What other options are open to existing tenants? Entering in to a Company Voluntary Arrangement (CVA) has become increasingly common, with many High Street names having entered in to a CVA over the last few years. The latest retailer about to do so would appear to be Jessops. One of the main reasons for entering in to a CVA is to seek to reduce the cost base for a company, usually by reducing rent (and sometimes commercial rates) and getting the whole body of creditors of the company to agree to a reduction in rent in some or all of the company’s shops for the period of the CVA (usually two or three years) to help turn the company around and keep trading.

The stark choice is for landlords to agree to the CVA and receive reduced rents or for the company to go in to administration or liquidation, resulting in a lower return to the landlords and an empty unit.   One major criticism of CVAs is that they benefit companies that have perhaps been badly managed or have expanded too quickly and can’t service the debt that they have built up.
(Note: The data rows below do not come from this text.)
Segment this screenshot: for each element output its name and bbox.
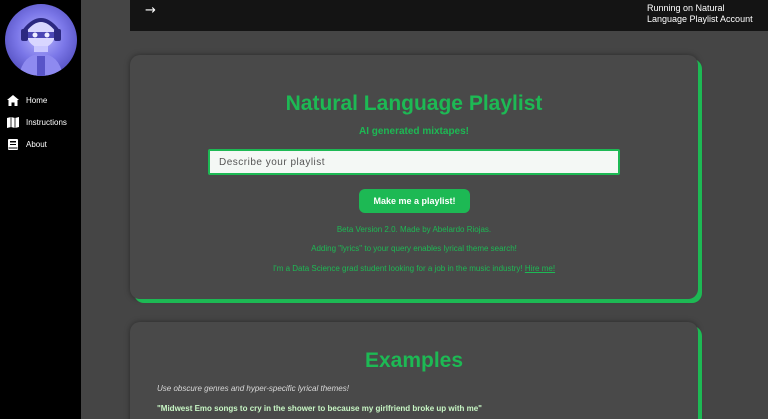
home-icon: [6, 94, 19, 107]
grad-student-text: I'm a Data Science grad student looking …: [272, 264, 523, 273]
account-status: Running on Natural Language Playlist Acc…: [647, 3, 753, 24]
map-icon: [6, 116, 19, 129]
arrow-right-icon[interactable]: →: [145, 3, 156, 18]
lyrics-tip: Adding "lyrics" to your query enables ly…: [311, 244, 517, 253]
examples-note: Use obscure genres and hyper-specific ly…: [157, 384, 349, 393]
sidebar: Home Instructions About: [0, 0, 81, 419]
examples-title: Examples: [364, 349, 464, 372]
hire-me-link[interactable]: Hire me!: [525, 264, 555, 273]
sidebar-item-about[interactable]: About: [0, 133, 81, 155]
example-item[interactable]: "Midwest Emo songs to cry in the shower …: [157, 404, 482, 413]
top-bar: → Running on Natural Language Playlist A…: [130, 0, 768, 31]
avatar: [5, 4, 77, 76]
sidebar-item-instructions[interactable]: Instructions: [0, 111, 81, 133]
grad-student-note: I'm a Data Science grad student looking …: [130, 264, 698, 273]
sidebar-item-label: Instructions: [26, 117, 67, 127]
version-info: Beta Version 2.0. Made by Abelardo Rioja…: [336, 225, 492, 234]
make-playlist-button[interactable]: Make me a playlist!: [359, 189, 470, 213]
book-icon: [6, 138, 19, 151]
sidebar-nav: Home Instructions About: [0, 89, 81, 155]
sidebar-item-label: Home: [26, 95, 48, 105]
sidebar-item-home[interactable]: Home: [0, 89, 81, 111]
sidebar-item-label: About: [26, 139, 47, 149]
page-title: Natural Language Playlist: [285, 92, 543, 115]
page-subtitle: AI generated mixtapes!: [358, 126, 470, 137]
playlist-description-input[interactable]: [208, 149, 620, 175]
robot-dj-icon: [19, 18, 63, 76]
playlist-panel: Natural Language Playlist AI generated m…: [130, 55, 698, 299]
examples-panel: Examples Use obscure genres and hyper-sp…: [130, 322, 698, 419]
If such companies enter into a CVA and can reduce their rent bill, then this puts them at an unfair advantage compared with other retailers operating from the same retail parks, shopping centres or high streets and paying the full market rent. This point has been made by a number of retailers, including Next, Primark and H&M, who are looking to introduce “CVA clauses” in to their new leases that would allow their rent to be reduced in line with rent reductions achieved by other tenants in the same centre if those tenants enter into a CVA.
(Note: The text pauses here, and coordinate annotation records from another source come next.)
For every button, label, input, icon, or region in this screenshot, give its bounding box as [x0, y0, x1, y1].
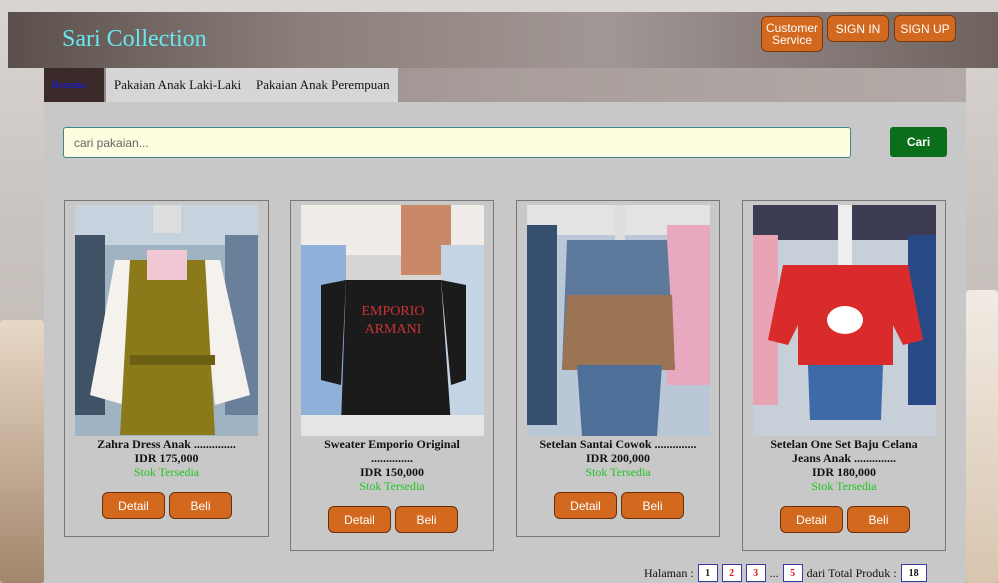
buy-button[interactable]: Beli	[621, 492, 684, 519]
search-button[interactable]: Cari	[890, 127, 947, 157]
stock-status: Stok Tersedia	[359, 479, 425, 493]
product-image[interactable]	[75, 205, 258, 436]
tab-pakaian-perempuan[interactable]: Pakaian Anak Perempuan	[248, 68, 398, 102]
background-figure-left	[0, 320, 44, 583]
product-card: Setelan One Set Baju Celana Jeans Anak .…	[742, 200, 946, 551]
buy-button[interactable]: Beli	[169, 492, 232, 519]
detail-button[interactable]: Detail	[780, 506, 843, 533]
product-price: IDR 150,000	[359, 465, 424, 479]
product-card: EMPORIO ARMANI Sweater Emporio Original …	[290, 200, 494, 551]
page-link-3[interactable]: 3	[745, 564, 766, 582]
product-image[interactable]	[527, 205, 710, 436]
nav-tabs: Beranda Pakaian Anak Laki-Laki Pakaian A…	[44, 68, 966, 102]
product-image[interactable]: EMPORIO ARMANI	[301, 205, 484, 436]
pagination-ellipsis: ...	[769, 565, 779, 580]
tab-pakaian-laki-laki[interactable]: Pakaian Anak Laki-Laki	[106, 68, 250, 102]
stock-status: Stok Tersedia	[585, 465, 651, 479]
main-panel: Beranda Pakaian Anak Laki-Laki Pakaian A…	[44, 68, 966, 583]
detail-button[interactable]: Detail	[328, 506, 391, 533]
search-input[interactable]	[63, 127, 851, 158]
stock-status: Stok Tersedia	[811, 479, 877, 493]
page-link-2[interactable]: 2	[721, 564, 742, 582]
product-price: IDR 180,000	[811, 465, 876, 479]
background-figure-right	[966, 290, 998, 583]
product-price: IDR 200,000	[585, 451, 650, 465]
signin-button[interactable]: SIGN IN	[827, 15, 889, 42]
svg-text:ARMANI: ARMANI	[365, 322, 422, 337]
detail-button[interactable]: Detail	[554, 492, 617, 519]
page-link-last[interactable]: 5	[782, 564, 803, 582]
customer-service-button[interactable]: Customer Service	[761, 16, 823, 52]
svg-text:EMPORIO: EMPORIO	[361, 304, 424, 319]
product-price: IDR 175,000	[134, 451, 199, 465]
product-name: Setelan Santai Cowok ..............	[539, 437, 697, 451]
detail-button[interactable]: Detail	[102, 492, 165, 519]
total-label: dari Total Produk :	[806, 565, 897, 580]
product-card: Setelan Santai Cowok .............. IDR …	[516, 200, 720, 537]
stock-status: Stok Tersedia	[133, 465, 200, 479]
signup-button[interactable]: SIGN UP	[894, 15, 956, 42]
buy-button[interactable]: Beli	[395, 506, 458, 533]
product-name: Setelan One Set Baju Celana Jeans Anak .…	[770, 437, 918, 465]
product-name: Zahra Dress Anak ..............	[97, 437, 236, 451]
product-card: Zahra Dress Anak .............. IDR 175,…	[64, 200, 269, 537]
product-image[interactable]	[753, 205, 936, 436]
pagination: Halaman : 1 2 3 ... 5 dari Total Produk …	[644, 564, 927, 582]
product-name: Sweater Emporio Original ..............	[324, 437, 460, 465]
pagination-label: Halaman :	[644, 565, 694, 580]
page-link-1[interactable]: 1	[697, 564, 718, 582]
total-count: 18	[900, 564, 927, 582]
buy-button[interactable]: Beli	[847, 506, 910, 533]
brand-title[interactable]: Sari Collection	[62, 26, 207, 53]
tab-beranda[interactable]: Beranda	[44, 68, 104, 102]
Another option open to a tenant if they have break options in their leases, is to seek to exercise the break option (or threaten to do so) with the intention being that if the landlord agrees to reduce the rent then the tenant will renew the lease and stay in occupation after the break date at a reduced rent.  The landlord can call the tenant’s bluff, but that runs the risk of having an empty unit that can only be leased at a lower rent anyway (as well as with the increased costs of finding a new tenant, agreeing lease terms, rent-free periods etc).
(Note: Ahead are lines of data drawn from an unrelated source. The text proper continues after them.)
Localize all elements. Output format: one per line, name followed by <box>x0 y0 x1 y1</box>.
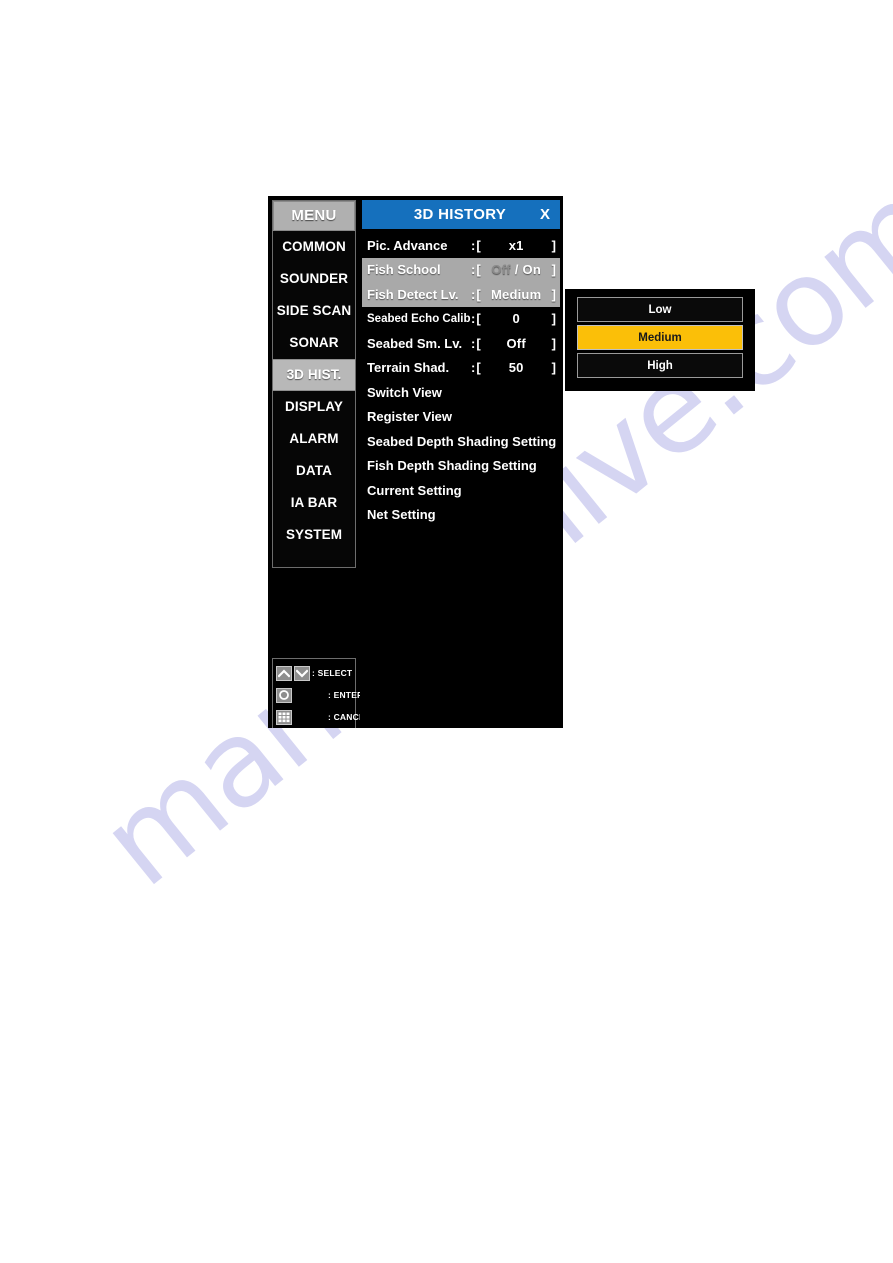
settings-row-label: Pic. Advance <box>367 237 448 253</box>
key-legend: : SELECT : ENTER: CANCEL <box>272 658 370 728</box>
settings-row-switch-view[interactable]: Switch View <box>362 380 560 405</box>
legend-row-enter: : ENTER <box>276 684 363 706</box>
settings-row-label: Net Setting <box>367 507 436 523</box>
settings-row-colon: : <box>471 335 476 351</box>
settings-row-bracket-right: ] <box>551 237 556 253</box>
settings-row-seabed-echo-calib[interactable]: Seabed Echo Calib.:[0] <box>362 307 560 332</box>
dropdown-option-high[interactable]: High <box>577 353 743 378</box>
settings-row-pic-advance[interactable]: Pic. Advance:[x1] <box>362 233 560 258</box>
settings-row-register-view[interactable]: Register View <box>362 405 560 430</box>
settings-row-value[interactable]: Off <box>481 336 552 351</box>
settings-row-colon: : <box>471 286 476 302</box>
sidebar-item-ia-bar[interactable]: IA BAR <box>273 487 355 519</box>
dropdown-option-low[interactable]: Low <box>577 297 743 322</box>
dropdown-option-medium[interactable]: Medium <box>577 325 743 350</box>
circle-icon[interactable] <box>276 687 292 703</box>
settings-row-colon: : <box>471 237 476 253</box>
keypad-grid-icon[interactable] <box>276 709 292 725</box>
toggle-option-off[interactable]: Off <box>491 262 510 277</box>
sidebar-item-data[interactable]: DATA <box>273 455 355 487</box>
toggle-separator: / <box>514 262 519 278</box>
legend-keys-enter <box>276 687 312 703</box>
chevron-up-icon[interactable] <box>276 665 292 681</box>
menu-window: MENU COMMON SOUNDER SIDE SCAN SONAR 3D HIST.… <box>268 196 563 728</box>
settings-row-value[interactable]: Medium <box>481 287 552 302</box>
settings-row-seabed-depth-shading-setting[interactable]: Seabed Depth Shading Setting <box>362 429 560 454</box>
settings-row-fish-detect-lv[interactable]: Fish Detect Lv.:[Medium] <box>362 282 560 307</box>
settings-row-label: Seabed Sm. Lv. <box>367 335 463 351</box>
legend-row-select: : SELECT <box>276 662 353 684</box>
sidebar-category-list: MENU COMMON SOUNDER SIDE SCAN SONAR 3D HIST.… <box>272 200 356 568</box>
sidebar-item-sounder[interactable]: SOUNDER <box>273 263 355 295</box>
settings-row-label: Fish Depth Shading Setting <box>367 458 537 474</box>
settings-row-fish-depth-shading-setting[interactable]: Fish Depth Shading Setting <box>362 454 560 479</box>
settings-row-colon: : <box>471 360 476 376</box>
settings-row-label: Register View <box>367 409 453 425</box>
settings-row-terrain-shad[interactable]: Terrain Shad.:[50] <box>362 356 560 381</box>
settings-row-bracket-right: ] <box>551 286 556 302</box>
settings-row-label: Fish Detect Lv. <box>367 286 459 302</box>
sidebar-item-alarm[interactable]: ALARM <box>273 423 355 455</box>
legend-label-enter: : ENTER <box>328 690 364 700</box>
chevron-down-icon[interactable] <box>294 665 310 681</box>
sidebar-item-display[interactable]: DISPLAY <box>273 391 355 423</box>
fish-detect-level-dropdown: Low Medium High <box>565 289 755 391</box>
sidebar-item-side-scan[interactable]: SIDE SCAN <box>273 295 355 327</box>
settings-panel: 3D HISTORY X Pic. Advance:[x1] Fish Schoo… <box>360 196 563 728</box>
settings-row-value[interactable]: x1 <box>481 238 552 253</box>
settings-row-current-setting[interactable]: Current Setting <box>362 478 560 503</box>
settings-row-value[interactable]: Off / On <box>481 262 552 277</box>
settings-row-seabed-sm-lv[interactable]: Seabed Sm. Lv.:[Off] <box>362 331 560 356</box>
settings-row-bracket-right: ] <box>551 360 556 376</box>
settings-row-label: Seabed Depth Shading Setting <box>367 433 557 449</box>
sidebar-item-3d-hist[interactable]: 3D HIST. <box>273 359 355 391</box>
settings-row-label: Switch View <box>367 384 442 400</box>
settings-row-label: Current Setting <box>367 482 462 498</box>
legend-keys-cancel <box>276 709 312 725</box>
close-icon[interactable]: X <box>540 206 560 223</box>
settings-row-bracket-right: ] <box>551 335 556 351</box>
settings-row-label: Fish School <box>367 262 441 278</box>
sidebar-item-system[interactable]: SYSTEM <box>273 519 355 551</box>
settings-row-colon: : <box>471 311 476 327</box>
settings-row-net-setting[interactable]: Net Setting <box>362 503 560 528</box>
legend-row-cancel: : CANCEL <box>276 706 370 728</box>
settings-row-value[interactable]: 0 <box>481 311 552 326</box>
legend-keys-select <box>276 665 312 681</box>
settings-row-value[interactable]: 50 <box>481 360 552 375</box>
sidebar: MENU COMMON SOUNDER SIDE SCAN SONAR 3D HIST.… <box>268 196 370 728</box>
settings-row-label: Terrain Shad. <box>367 360 450 376</box>
settings-row-list: Pic. Advance:[x1] Fish School:[Off / On] Fis… <box>362 229 560 527</box>
settings-row-colon: : <box>471 262 476 278</box>
settings-row-bracket-right: ] <box>551 262 556 278</box>
sidebar-item-common[interactable]: COMMON <box>273 231 355 263</box>
panel-title-bar: 3D HISTORY X <box>362 200 560 229</box>
panel-title: 3D HISTORY <box>413 206 507 223</box>
legend-label-select: : SELECT <box>312 668 353 678</box>
settings-row-label: Seabed Echo Calib. <box>367 312 471 325</box>
settings-row-fish-school[interactable]: Fish School:[Off / On] <box>362 257 560 282</box>
sidebar-item-sonar[interactable]: SONAR <box>273 327 355 359</box>
toggle-option-on[interactable]: On <box>523 262 541 277</box>
menu-header-button[interactable]: MENU <box>273 201 355 231</box>
settings-row-bracket-right: ] <box>551 311 556 327</box>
There are other ways for a tenant to reduce its property costs. Tenants are increasingly demanding service charge caps in retail parks and shopping centres. This puts the onus on the landlord to try and keep the service charge as low as possible. Tenants are also increasingly interrogating landlords on service charge, management fees and insurance premiums – putting pressure on landlords to try and demonstrate that they are getting the lowest premiums possible. This can save a large retailer with 100’s of units thousands of pounds every year.

Retailing will continue to change and evolve over the coming years. The problems of the High Street can’t simply be blamed on the rise of internet shopping, although that does play a part in some sectors.  Issues such as the level of commercial rates need looked in to as retailers and leisure operators do appear to pay a disproportionately higher level of commercial rates compared to other occupiers of commercial property. Leases may need to become more flexible, with shorter terms and rent linked to turnover (although that doesn’t work for every business, particularly those with a high turnover but low profit model).

Some retailing sectors are doing well – discount retailers and retail parks are generally expanding – matching a profitable business model with modern low cost retail space that consumers like to shop in. It’s no surprise that good locations will attract successful retailers who will pay higher rents to be in those locations (and stay in them at lease expiry).

More innovative ways of using commercial property space or sharing it with other uses and attracting customers and the public to those areas may be the answer in some locations - but may not be the answer to the problems of every High Street in the country.